Il cuore del tifoso rossoblù, messo a dura prova poche volte come in queste settimane, ha vissuto momenti complessi nella volata dell’Arechi, fra spallate, cadute, rigori solari e cancellati. Con il Cagliari che si è sentito come quello che vince al Superenalotto e perde il biglietto per un colpo di vento. Il calcio è stato trasformato dalla tecnologia, una serie di telecamere che ha tolto quel pizzico di umanità (il rigore era stato assegnato dall’arbitro Di Bello), facendo però guadagnare al circo del pallone maggiore credibilità e precisione.

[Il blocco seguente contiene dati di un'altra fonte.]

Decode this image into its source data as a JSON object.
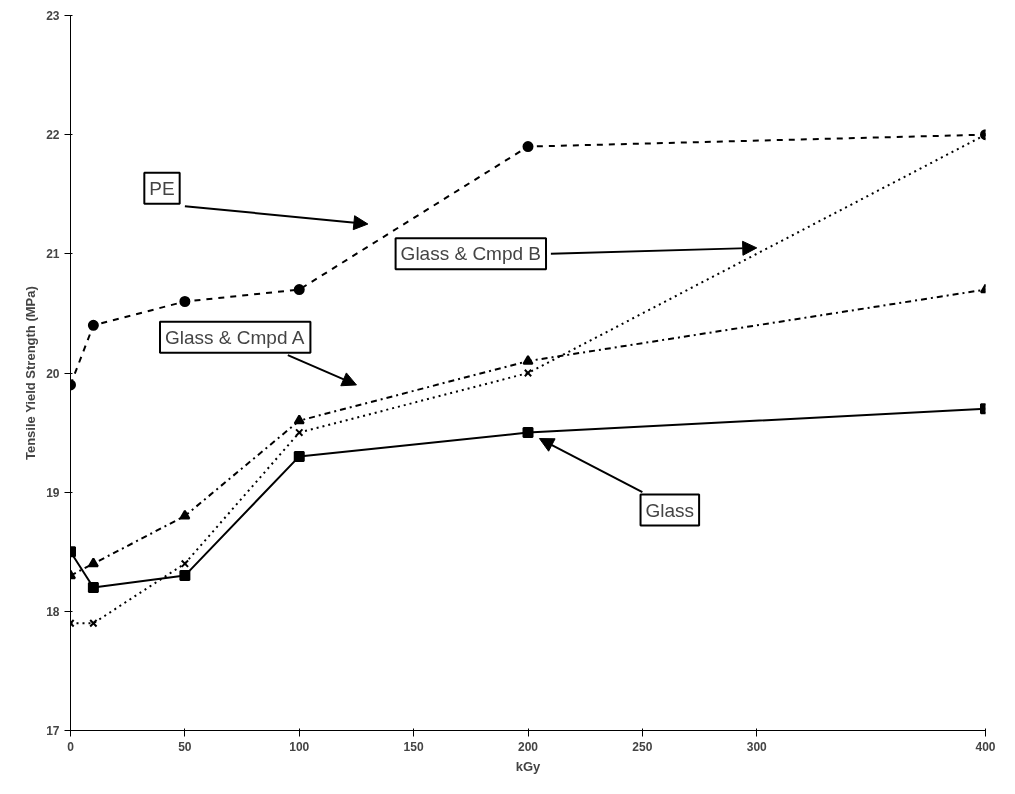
{
  "chart_data": {
    "type": "line",
    "xlabel": "kGy",
    "ylabel": "Tensile Yield Strength (MPa)",
    "x": [
      0,
      10,
      50,
      100,
      200,
      400
    ],
    "xlim": [
      0,
      400
    ],
    "xticks": [
      0,
      50,
      100,
      150,
      200,
      250,
      300,
      400
    ],
    "ylim": [
      17,
      23
    ],
    "yticks": [
      17,
      18,
      19,
      20,
      21,
      22,
      23
    ],
    "grid": false,
    "legend": false,
    "series": [
      {
        "name": "PE",
        "color": "#000000",
        "marker": "circle",
        "line_style": "dashed",
        "values": [
          19.9,
          20.4,
          20.6,
          20.7,
          21.9,
          22.0
        ]
      },
      {
        "name": "Glass",
        "color": "#000000",
        "marker": "square",
        "line_style": "solid",
        "values": [
          18.5,
          18.2,
          18.3,
          19.3,
          19.5,
          19.7
        ]
      },
      {
        "name": "Glass & Cmpd A",
        "color": "#000000",
        "marker": "triangle",
        "line_style": "dashdot",
        "values": [
          18.3,
          18.4,
          18.8,
          19.6,
          20.1,
          20.7
        ]
      },
      {
        "name": "Glass & Cmpd B",
        "color": "#000000",
        "marker": "x",
        "line_style": "dotted",
        "values": [
          17.9,
          17.9,
          18.4,
          19.5,
          20.0,
          22.0
        ]
      }
    ]
  }
}
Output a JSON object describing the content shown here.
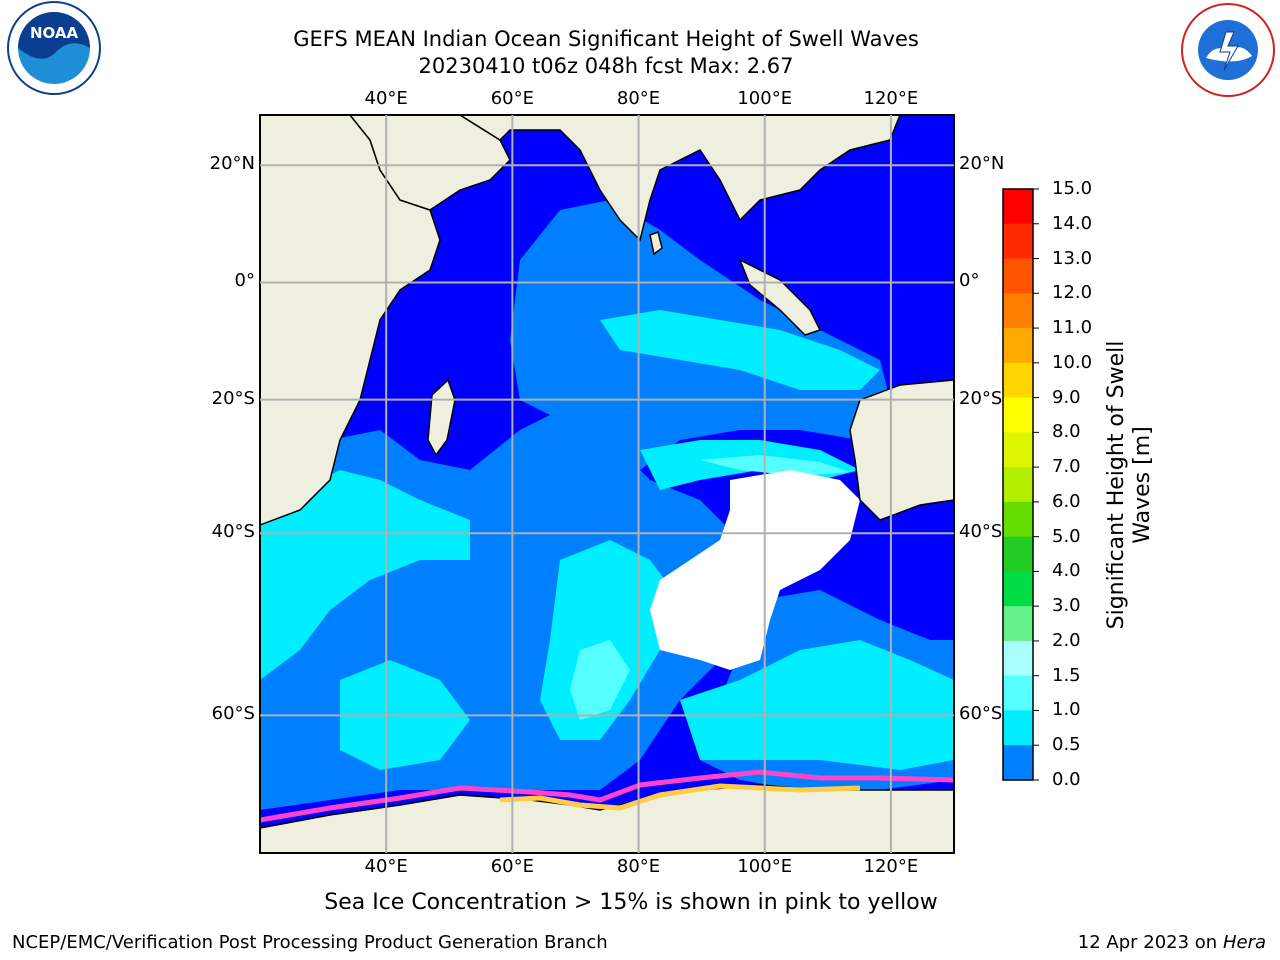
{
  "title_line1": "GEFS MEAN Indian Ocean Significant Height of Swell Waves",
  "title_line2": "20230410 t06z 048h fcst   Max: 2.67",
  "subtitle": "Sea Ice Concentration > 15% is shown in pink to yellow",
  "footer_left": "NCEP/EMC/Verification Post Processing Product Generation Branch",
  "footer_right_prefix": "12 Apr 2023 on ",
  "footer_right_host": "Hera",
  "logos": {
    "left": "NOAA",
    "right": "NATIONAL WEATHER SERVICE"
  },
  "map": {
    "lon_ticks": [
      "40°E",
      "60°E",
      "80°E",
      "100°E",
      "120°E"
    ],
    "lat_ticks": [
      "20°N",
      "0°",
      "20°S",
      "40°S",
      "60°S"
    ],
    "lon_values": [
      40,
      60,
      80,
      100,
      120
    ],
    "lat_values": [
      20,
      0,
      -20,
      -40,
      -60
    ],
    "extent": {
      "lon_min": 20,
      "lon_max": 130,
      "lat_min": -70,
      "lat_max": 28
    }
  },
  "colorbar": {
    "title": "Significant Height of Swell Waves [m]",
    "labels": [
      "15.0",
      "14.0",
      "13.0",
      "12.0",
      "11.0",
      "10.0",
      "9.0",
      "8.0",
      "7.0",
      "6.0",
      "5.0",
      "4.0",
      "3.0",
      "2.0",
      "1.5",
      "1.0",
      "0.5",
      "0.0"
    ],
    "colors": [
      "#ff0000",
      "#ff2a00",
      "#ff5500",
      "#ff7f00",
      "#ffaa00",
      "#ffd400",
      "#ffff00",
      "#ddf500",
      "#b3ee00",
      "#66dd00",
      "#22cc22",
      "#00dd44",
      "#66f08a",
      "#aaffff",
      "#55ffff",
      "#00eeff",
      "#0080ff",
      "#0000ff"
    ]
  },
  "colors": {
    "land": "#efefdf",
    "ocean_deep": "#0000ff",
    "ocean_mid": "#0080ff",
    "ocean_light": "#00eeff",
    "ocean_pale": "#55ffff",
    "ice_pink": "#ff44cc",
    "ice_yellow": "#ffcc44"
  }
}
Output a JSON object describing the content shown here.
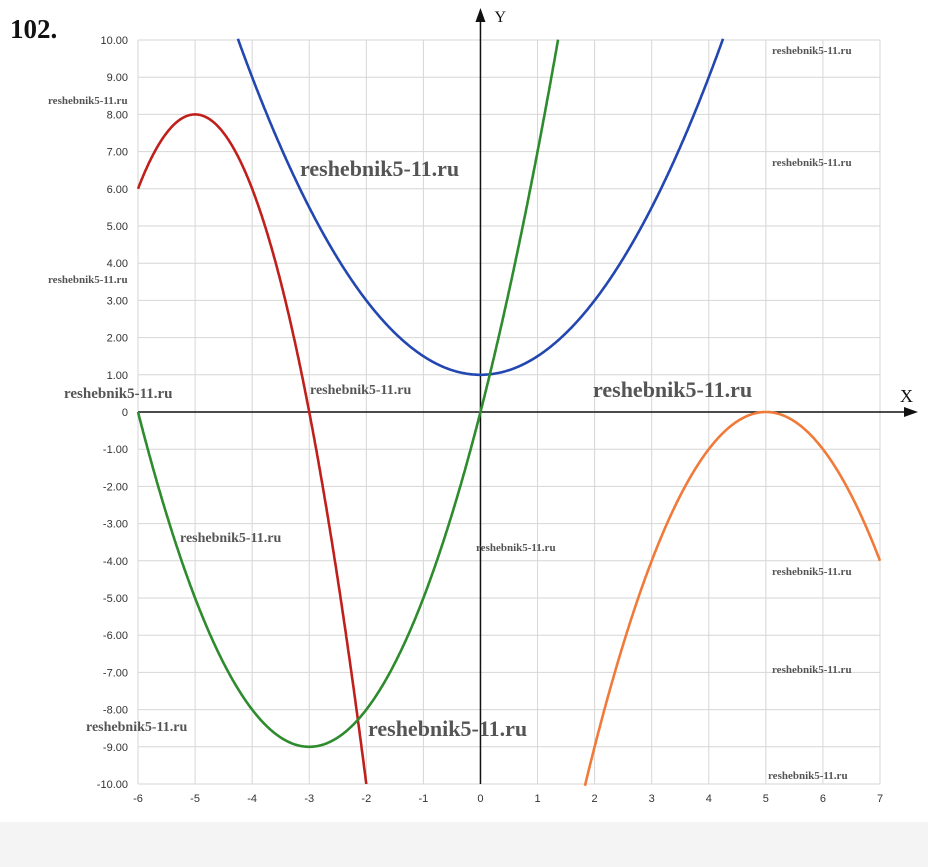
{
  "problem_number": "102.",
  "chart_data": {
    "type": "line",
    "title": "",
    "xlabel": "X",
    "ylabel": "Y",
    "xlim": [
      -6,
      7
    ],
    "ylim": [
      -10,
      10
    ],
    "grid": true,
    "x_ticks": [
      "-6",
      "-5",
      "-4",
      "-3",
      "-2",
      "-1",
      "0",
      "1",
      "2",
      "3",
      "4",
      "5",
      "6",
      "7"
    ],
    "y_ticks": [
      "10.00",
      "9.00",
      "8.00",
      "7.00",
      "6.00",
      "5.00",
      "4.00",
      "3.00",
      "2.00",
      "1.00",
      "0",
      "-1.00",
      "-2.00",
      "-3.00",
      "-4.00",
      "-5.00",
      "-6.00",
      "-7.00",
      "-8.00",
      "-9.00",
      "-10.00"
    ],
    "series": [
      {
        "name": "red-parabola",
        "formula": "y = -2(x+5)^2 + 8",
        "a": -2,
        "h": -5,
        "k": 8,
        "color": "#c0201c"
      },
      {
        "name": "blue-parabola",
        "formula": "y = 0.5x^2 + 1",
        "a": 0.5,
        "h": 0,
        "k": 1,
        "color": "#2347b0"
      },
      {
        "name": "green-parabola",
        "formula": "y = (x+3)^2 - 9",
        "a": 1,
        "h": -3,
        "k": -9,
        "color": "#2e8b2e"
      },
      {
        "name": "orange-parabola",
        "formula": "y = -(x-5)^2",
        "a": -1,
        "h": 5,
        "k": 0,
        "color": "#f07a3a"
      }
    ]
  },
  "watermark": "reshebnik5-11.ru"
}
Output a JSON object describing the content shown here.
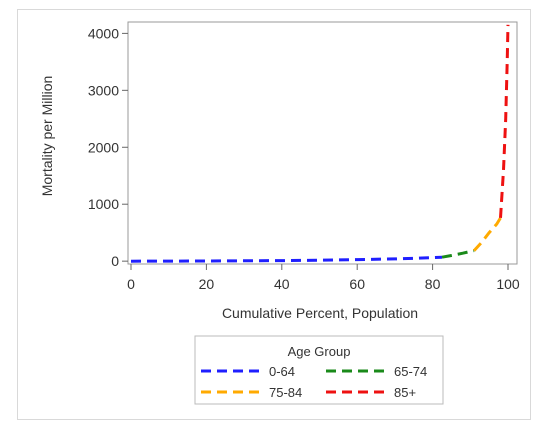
{
  "chart_data": {
    "type": "line",
    "title": "",
    "xlabel": "Cumulative Percent, Population",
    "ylabel": "Mortality per Million",
    "xlim": [
      0,
      100
    ],
    "ylim": [
      -50,
      4200
    ],
    "x_ticks": [
      0,
      20,
      40,
      60,
      80,
      100
    ],
    "y_ticks": [
      0,
      1000,
      2000,
      3000,
      4000
    ],
    "grid": false,
    "legend": {
      "title": "Age Group",
      "placement": "bottom"
    },
    "series": [
      {
        "name": "0-64",
        "color": "#1f1fff",
        "x": [
          0,
          10,
          20,
          30,
          40,
          50,
          60,
          70,
          75,
          80,
          82.5
        ],
        "y": [
          0,
          1,
          3,
          6,
          10,
          17,
          27,
          40,
          50,
          62,
          70
        ]
      },
      {
        "name": "65-74",
        "color": "#1a8a1a",
        "x": [
          82.5,
          85,
          88,
          91
        ],
        "y": [
          70,
          100,
          140,
          185
        ]
      },
      {
        "name": "75-84",
        "color": "#ffaa00",
        "x": [
          91,
          93,
          95,
          97,
          98
        ],
        "y": [
          185,
          330,
          500,
          650,
          760
        ]
      },
      {
        "name": "85+",
        "color": "#ee1111",
        "x": [
          98,
          98.8,
          99.4,
          99.8,
          100
        ],
        "y": [
          760,
          1600,
          2500,
          3500,
          4150
        ]
      }
    ]
  }
}
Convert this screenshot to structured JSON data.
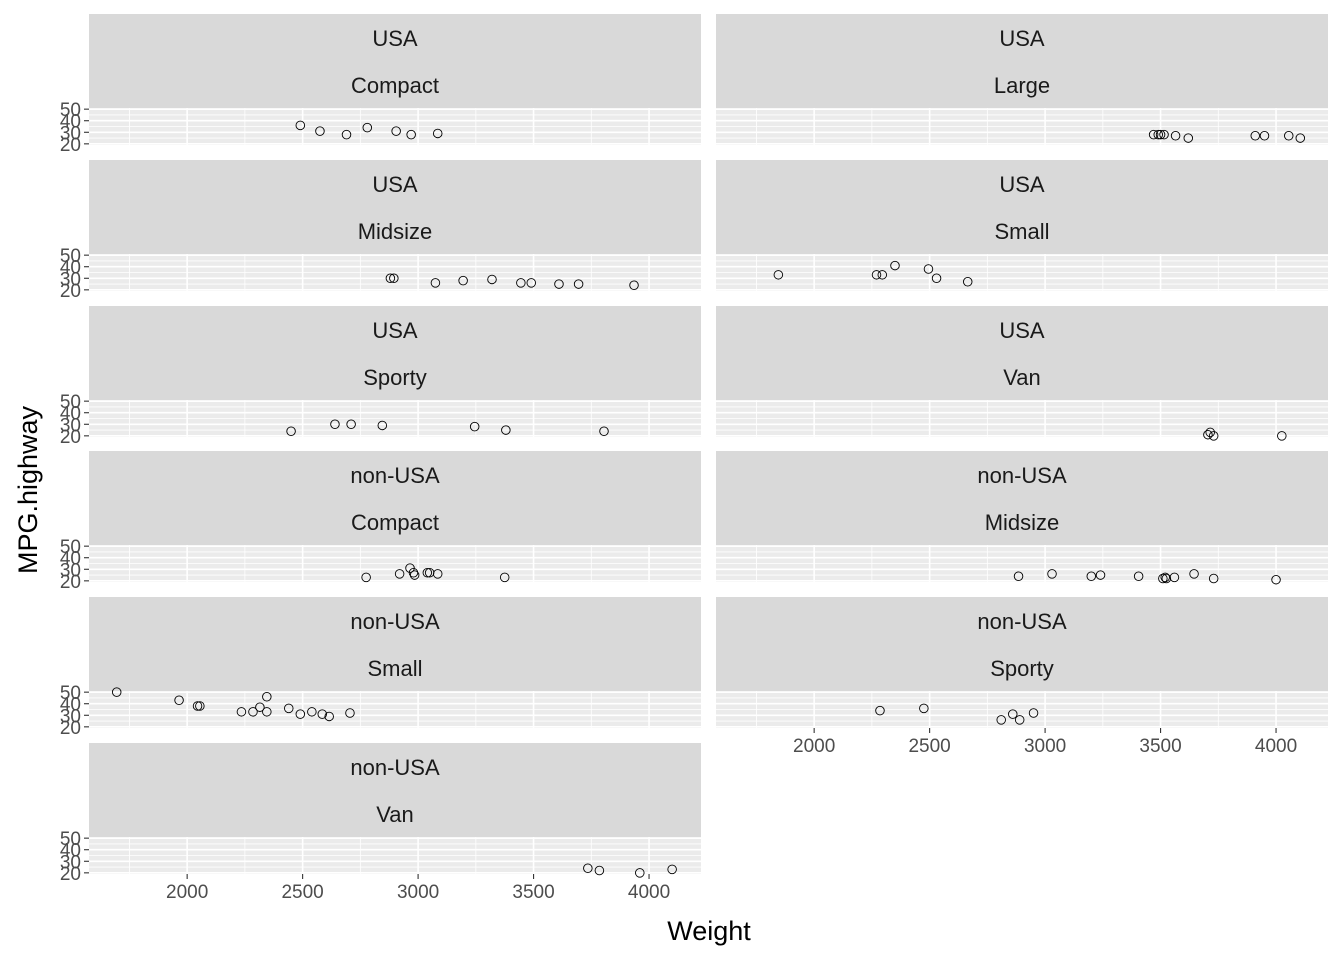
{
  "chart_data": {
    "type": "scatter",
    "xlabel": "Weight",
    "ylabel": "MPG.highway",
    "xlim": [
      1575,
      4225
    ],
    "ylim": [
      19,
      51
    ],
    "x_ticks": [
      2000,
      2500,
      3000,
      3500,
      4000
    ],
    "y_ticks": [
      20,
      30,
      40,
      50
    ],
    "grid": true,
    "layout": "facet_wrap, 2 columns, 7 rows",
    "colors": {
      "strip": "#d9d9d9",
      "panel": "#ebebeb",
      "grid": "#ffffff",
      "point_stroke": "#000000",
      "tick_text": "#4d4d4d"
    },
    "panels": [
      {
        "origin": "USA",
        "type": "Compact",
        "points": [
          {
            "x": 2490,
            "y": 36
          },
          {
            "x": 2575,
            "y": 31
          },
          {
            "x": 2690,
            "y": 28
          },
          {
            "x": 2780,
            "y": 34
          },
          {
            "x": 2905,
            "y": 31
          },
          {
            "x": 2970,
            "y": 28
          },
          {
            "x": 3085,
            "y": 29
          }
        ]
      },
      {
        "origin": "USA",
        "type": "Large",
        "points": [
          {
            "x": 3470,
            "y": 28
          },
          {
            "x": 3490,
            "y": 28
          },
          {
            "x": 3500,
            "y": 28
          },
          {
            "x": 3515,
            "y": 28
          },
          {
            "x": 3565,
            "y": 27
          },
          {
            "x": 3620,
            "y": 25
          },
          {
            "x": 3910,
            "y": 27
          },
          {
            "x": 3950,
            "y": 27
          },
          {
            "x": 4055,
            "y": 27
          },
          {
            "x": 4105,
            "y": 25
          }
        ]
      },
      {
        "origin": "USA",
        "type": "Midsize",
        "points": [
          {
            "x": 2880,
            "y": 30
          },
          {
            "x": 2895,
            "y": 30
          },
          {
            "x": 3075,
            "y": 26
          },
          {
            "x": 3195,
            "y": 28
          },
          {
            "x": 3320,
            "y": 29
          },
          {
            "x": 3445,
            "y": 26
          },
          {
            "x": 3490,
            "y": 26
          },
          {
            "x": 3610,
            "y": 25
          },
          {
            "x": 3695,
            "y": 25
          },
          {
            "x": 3935,
            "y": 24
          }
        ]
      },
      {
        "origin": "USA",
        "type": "Small",
        "points": [
          {
            "x": 1845,
            "y": 33
          },
          {
            "x": 2270,
            "y": 33
          },
          {
            "x": 2295,
            "y": 33
          },
          {
            "x": 2350,
            "y": 41
          },
          {
            "x": 2495,
            "y": 38
          },
          {
            "x": 2530,
            "y": 30
          },
          {
            "x": 2665,
            "y": 27
          }
        ]
      },
      {
        "origin": "USA",
        "type": "Sporty",
        "points": [
          {
            "x": 2450,
            "y": 24
          },
          {
            "x": 2640,
            "y": 30
          },
          {
            "x": 2710,
            "y": 30
          },
          {
            "x": 2845,
            "y": 29
          },
          {
            "x": 3245,
            "y": 28
          },
          {
            "x": 3380,
            "y": 25
          },
          {
            "x": 3805,
            "y": 24
          }
        ]
      },
      {
        "origin": "USA",
        "type": "Van",
        "points": [
          {
            "x": 3705,
            "y": 21
          },
          {
            "x": 3715,
            "y": 23
          },
          {
            "x": 3730,
            "y": 20
          },
          {
            "x": 4025,
            "y": 20
          }
        ]
      },
      {
        "origin": "non-USA",
        "type": "Compact",
        "points": [
          {
            "x": 2775,
            "y": 23
          },
          {
            "x": 2920,
            "y": 26
          },
          {
            "x": 2965,
            "y": 31
          },
          {
            "x": 2980,
            "y": 27
          },
          {
            "x": 2985,
            "y": 25
          },
          {
            "x": 3040,
            "y": 27
          },
          {
            "x": 3050,
            "y": 27
          },
          {
            "x": 3085,
            "y": 26
          },
          {
            "x": 3375,
            "y": 23
          }
        ]
      },
      {
        "origin": "non-USA",
        "type": "Midsize",
        "points": [
          {
            "x": 2885,
            "y": 24
          },
          {
            "x": 3030,
            "y": 26
          },
          {
            "x": 3200,
            "y": 24
          },
          {
            "x": 3240,
            "y": 25
          },
          {
            "x": 3405,
            "y": 24
          },
          {
            "x": 3510,
            "y": 22
          },
          {
            "x": 3520,
            "y": 23
          },
          {
            "x": 3525,
            "y": 22
          },
          {
            "x": 3560,
            "y": 23
          },
          {
            "x": 3645,
            "y": 26
          },
          {
            "x": 3730,
            "y": 22
          },
          {
            "x": 4000,
            "y": 21
          }
        ]
      },
      {
        "origin": "non-USA",
        "type": "Small",
        "points": [
          {
            "x": 1695,
            "y": 50
          },
          {
            "x": 1965,
            "y": 43
          },
          {
            "x": 2045,
            "y": 38
          },
          {
            "x": 2055,
            "y": 38
          },
          {
            "x": 2235,
            "y": 33
          },
          {
            "x": 2285,
            "y": 33
          },
          {
            "x": 2315,
            "y": 37
          },
          {
            "x": 2345,
            "y": 33
          },
          {
            "x": 2345,
            "y": 46
          },
          {
            "x": 2440,
            "y": 36
          },
          {
            "x": 2490,
            "y": 31
          },
          {
            "x": 2540,
            "y": 33
          },
          {
            "x": 2585,
            "y": 31
          },
          {
            "x": 2615,
            "y": 29
          },
          {
            "x": 2705,
            "y": 32
          }
        ]
      },
      {
        "origin": "non-USA",
        "type": "Sporty",
        "points": [
          {
            "x": 2285,
            "y": 34
          },
          {
            "x": 2475,
            "y": 36
          },
          {
            "x": 2810,
            "y": 26
          },
          {
            "x": 2860,
            "y": 31
          },
          {
            "x": 2890,
            "y": 26
          },
          {
            "x": 2950,
            "y": 32
          }
        ]
      },
      {
        "origin": "non-USA",
        "type": "Van",
        "points": [
          {
            "x": 3735,
            "y": 24
          },
          {
            "x": 3785,
            "y": 22
          },
          {
            "x": 3960,
            "y": 20
          },
          {
            "x": 4100,
            "y": 23
          }
        ]
      }
    ]
  }
}
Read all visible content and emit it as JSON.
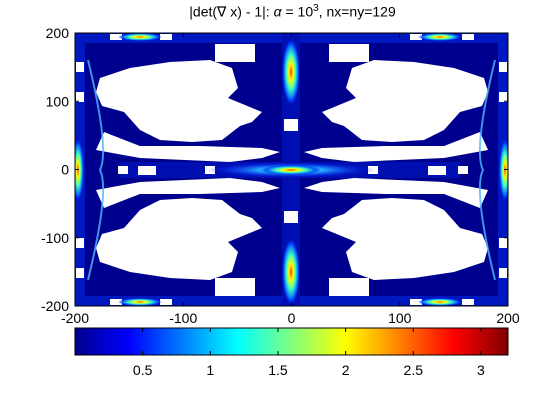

Il campionato non è finito grazie a una reazione di cuore – tardiva, forse inutile, ma c’è stata – che il Cagliari ha gettato sul campo, trasformando una sconfitta da funerale in un pareggio epico, per come è arrivato. La prima in serie A di Agostini, devastato dalla tensione in panchina, è stata un concentrato di emozioni da mettere paura, come passare da un teatro di provincia alla Scala. Ma il lavoro sulla testa della squadra ha dato i suoi frutti, se per almeno un’ora il Cagliari ha tenuto il campo molto bene, in mezzo a catino ribollente.

Ci sono speranze? Sì, perché la squadra rossoblù non ha mostrato quella brutta faccia vista con Spezia e Udinese, per esempio, ma ha giocato con ordine, perfino freddezza, salvo poi disintegrare il piano tattico dopo il vantaggio di Verdi.

Ci sono speranze? Sì, perché il Cagliari ha fermato un’emorragia da brividi, una serie di sconfitte che ha condotto la Sardegna del calcio sulla porta della retrocessione. E le speranze ci sono anche per l’amore dei tifosi, quello mostrato dai trecento di Salerno e quello che respireremo domenica sera, alla Unipol Domus, quando la belva da domare si chiamerà Inter e in testa avrà solo un risultato, la vittoria. Non è finita grazie alla testa di Altare, uno che non molla mai, sorprendente lottatore su ogni palla, operaio specializzato in marcature asfissianti. Sarà una settimana da vivere minuto per minuto, le ore 20.45 di domenica si avvicinano.